Okay, look: signs should be simple. They don’t usually bear heavy loads — a sign doesn’t usually support, say, the third story of a building — and there are plenty of them in the city. Should be easy, right? Do you even need a permit?
You do! You need two or three of them, actually; and sometimes a fourth.
Any time your building has a sign, it must be zoned for a sign. This means that you have to apply for a sign zoning permit. Since the sign affects the building, you also need a building permit.
This is where it gets really tricky: The City has something called an “EZ Wall Sign Permit,” which is a permit that allows you to put up a sign without submitting pesky elevation plans.
In practice, however, the City tends to demand the wall sign permit application in addition to the building permit application — even though their own documentation appears to say they don’t require a building permit if they have a wall sign permit, and vice versa. They also seem to like the wall sign permit application with plans (or renderings at minimum), even though the permit application itself says that plans aren’t required if the sign isn’t too high, large, or expensive.
(How do we know this? We go down to L&I and ask, over and over again.)

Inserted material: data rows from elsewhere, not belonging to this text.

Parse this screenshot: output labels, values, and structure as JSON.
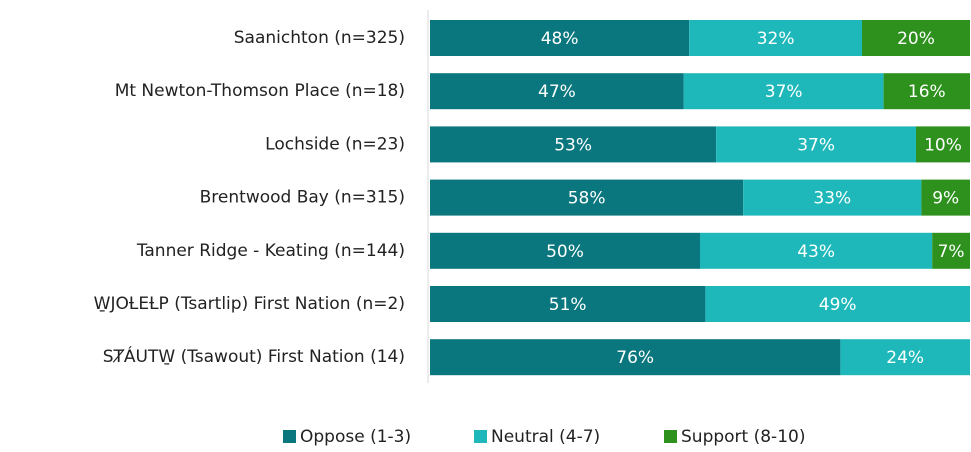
{
  "chart_data": {
    "type": "stacked-bar-horizontal",
    "categories": [
      "Saanichton (n=325)",
      "Mt Newton-Thomson Place (n=18)",
      "Lochside (n=23)",
      "Brentwood Bay (n=315)",
      "Tanner Ridge - Keating (n=144)",
      "W̱JOȽEȽP (Tsartlip) First Nation (n=2)",
      "SȾÁUTW̱ (Tsawout) First Nation (14)"
    ],
    "xlim": [
      0,
      100
    ],
    "legend": "bottom",
    "series": [
      {
        "name": "Oppose (1-3)",
        "color": "#0a777f",
        "values": [
          48,
          47,
          53,
          58,
          50,
          51,
          76
        ],
        "value_labels": [
          "48%",
          "47%",
          "53%",
          "58%",
          "50%",
          "51%",
          "76%"
        ]
      },
      {
        "name": "Neutral (4-7)",
        "color": "#1fb8ba",
        "values": [
          32,
          37,
          37,
          33,
          43,
          49,
          24
        ],
        "value_labels": [
          "32%",
          "37%",
          "37%",
          "33%",
          "43%",
          "49%",
          "24%"
        ]
      },
      {
        "name": "Support (8-10)",
        "color": "#2e911d",
        "values": [
          20,
          16,
          10,
          9,
          7,
          0,
          0
        ],
        "value_labels": [
          "20%",
          "16%",
          "10%",
          "9%",
          "7%",
          null,
          null
        ]
      }
    ]
  }
}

What’s that fourth permit? Well, if you want to light up your sign, you’re probably not using a hand-crank to generate electricity. So you need an electrical permit, too, which — and this is kind of weird, but we don’t make the rules — does not require a building permit application. It has its own special form, just for electrical contractors. (Make sure you have their tax certificate and insurance clearance!)
Zoning Permit Application
All this time we haven’t even addressed the basic question: “Am I allowed to build this here?” The answer is, “Not unless the City zones the property that way!” For any new construction, additions, or large alterations to a building, you need a zoning permit. Period. For any type of proposed use of that building that is not explicitly allowed by the zoning code — say, a coffee shop in a residential district — you need a special allowance for that use from the Zoning Board (technically the Zoning Board of Adjustment).
Luckily for you, zoning is literally in our name. Philadelphia Zoning has handled dozens of these cases, and knows the forms you need, the lawyer to represent you before the ZBA, and how to gain neighborhood approval.
The Board of Building Standards
Okay, you’ve made it this far: your application looks great, you have the plans ready, and all the contractors involved are insured and pay their taxes. It’s just that you don’t really have room to make the stairs to the roof as wide as the building code insists. Or maybe you’re building in an old lot drawn up by William Penn, with a backyard that goes nowhere. What happens?
Well, you get rejected: no building permit for you.
And then you appeal that rejection: you still really want to build, right?
This is what you have to do: You have to build a good case, with your architect, engineer, and contractor, for why your building is (a) safe, even though it smudges the building rules; and (b) couldn’t be built any other way.
You file your application for an appeal, then appear before the Board of Building Standards (which is a really cool way to meet the Philadelphia Fire Marshall, incidentally). This review board will test your plan to see if it meets reasonable standards of need and safety, and if you’ve done your work right, you’ll get that building permit.